Osteoarthritis (OA) is the most common form of arthritis. It affects millions of people worldwide. OA can damage any joint in your body, the disorder most commonly affects joints in your hands, knees, hips and spine. It occurs when the protective cartilage on the ends of your bones disappears over time. Currently the underlying process cannot be reversed. Staying active, maintaining a healthy weight and other treatments may slow progression of the disease and help improve pain and joint function.
The erosion and destruction of articular cartilage are the specific characteristics of OA, accompanied by the loss of chondrocyte number & function and degradation of extracellular matrix. Research into the mechanism and therapies for OA has shifted from structural to the molecular changes in particular inflammation and oxidative stress and it has been demonstrated that inflammation-associated changes in the OA cartilage take place. Inflammatory mediators including chemokines, adipokines, and pro-inflammation cytokines such as tumor necrosis factor-alpha (TNF-α), interleukin-1β (IL-1β), IL-4, and IL-6 have been found to be increased in the serum and OA cartilage. These cytokines stimulate chondrocytes to secrete synthesize cyclooxygenase 2 (COX-2), nitric oxide (NO), prostaglandin E2 (PGE2), and matrix metalloproteinase (MMPs), leading to the destruction of cartilages.

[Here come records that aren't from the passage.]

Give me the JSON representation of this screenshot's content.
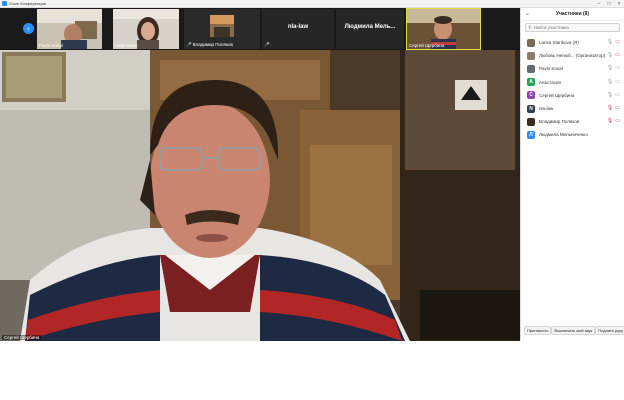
{
  "window": {
    "title": "Zoom Конференция"
  },
  "strip": {
    "tiles": [
      {
        "name": "Pavlo Koval",
        "muted": false
      },
      {
        "name": "Анастасия",
        "muted": false
      },
      {
        "name": "Владимир Поляков",
        "muted": true
      },
      {
        "label": "nla-law",
        "muted": true
      },
      {
        "label": "Людмила Мель...",
        "muted": false
      },
      {
        "name": "Сергей Щербина",
        "muted": false,
        "active": true
      }
    ]
  },
  "main_video": {
    "speaker_name": "Сергей Щербина"
  },
  "panel": {
    "title": "Участники (8)",
    "search_placeholder": "Найти участника",
    "participants": [
      {
        "name": "Larisa Starikova (Я)",
        "avatar": "",
        "avatar_color": "#7a6a55",
        "mic": "on",
        "cam": "off"
      },
      {
        "name": "Любовь Нелюб... (Организатор)",
        "avatar": "",
        "avatar_color": "#8a7d6a",
        "mic": "on",
        "cam": "off"
      },
      {
        "name": "Pavlo Koval",
        "avatar": "",
        "avatar_color": "#5f6d78",
        "mic": "on",
        "cam": "on"
      },
      {
        "name": "Анастасия",
        "avatar": "A",
        "avatar_color": "#23a55a",
        "mic": "on",
        "cam": "on"
      },
      {
        "name": "Сергей Щербина",
        "avatar": "C",
        "avatar_color": "#8e44ad",
        "mic": "on",
        "cam": "on"
      },
      {
        "name": "nla-law",
        "avatar": "N",
        "avatar_color": "#2c3e50",
        "mic": "muted",
        "cam": "off"
      },
      {
        "name": "Владимир Поляков",
        "avatar": "",
        "avatar_color": "#3b2c20",
        "mic": "muted",
        "cam": "off"
      },
      {
        "name": "Людмила Мельниченко",
        "avatar": "Л",
        "avatar_color": "#2d8cff",
        "mic": "",
        "cam": ""
      }
    ],
    "footer": {
      "invite": "Пригласить",
      "mute_all": "Выключить мой звук",
      "raise_hand": "Поднять руку"
    }
  }
}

In addition there is oxidative stress, impacting intracellular signaling processes, chondrocyte senescence, apoptosis and autophagy, ECM synthesis and degradation. This pro-inflammatory action caused by reactive oxygen species (ROS) works through the nuclear factor-kappa B (NF-ĸB) pathway in OA chondrocytes.
In this study a team of researchers from China investigated whether pterostilbene could protect chondrocytes from inflammation and ROS production. They decided to research this because several studies in other cell types have reported the suppressive effects of pterostilbene on inflammation, oxidative stress, and apoptosis. Pterostilbene also is shown to reduce the ROS production and the expression of inflammatory mediators including IL-1β, IL-6, TNF-α, metalloproteinase-2 (MMP-2), and MMP-9.
For the study the researchers used an OA cartilage degeneration rat model (Sprague-Dawley rats). The osteoarthritis model was established by the transection of anterior cruciate ligament and partial medial meniscectomy in rats. In order to determine dosing they first they tested the cytotoxicity of pterostilbene (in vitro) on extracted chondrocytes and concluded that 20 μM pterostilbene with 24 h treatment did not affect the chondrocyte viability. Based on that the OA model rats received pterostilbene 30 mg/kg, daily for 8 weeks in sunflower oil.
The researchers found in vivo that nuclear translocation of Nrf2 was stimulated by pterostilbene without cellular toxicity. Pterostilbene inhibited the level of COX-2, iNOS, PGE2, and NO, as well as the mitochondrial and total intracellular ROS production induced by IL-1β in chondrocytes, partially reversed by the Nrf2 silencing. After the rats were euthanized analyses showed that compared with the OA cartilage, the pterostilbene-treated OA cartilage showed more smooth, more deposit of proteoglycan in ECM and less formation of fibrillations.
Finally lets calculate the Human Equivalent Dose (HED) of pterostibene dose the rats received. Using FDA specified guidelines the calculation shows the HED is roughly 5mg/kg. Or approximately a 350mg daily pterstilbene dose for a person weighing 70kg. Typical supplements on the market have serving sizes of 100mg. Pterostilbene in this human study is found to be safe at 250mg/kg for longer term use. Chromadex indicates an upper safety limit for a daily dose of 1890mg.
In conclusion, this work demonstrates the protective role of pterostilbene on OA in vivo and suggests that pterostilbene has potential as a drug to alleviate the cartilage degeneration. Moreover the effects were achieved with pterostilbene consumed orally at realistic dosing levels for humans.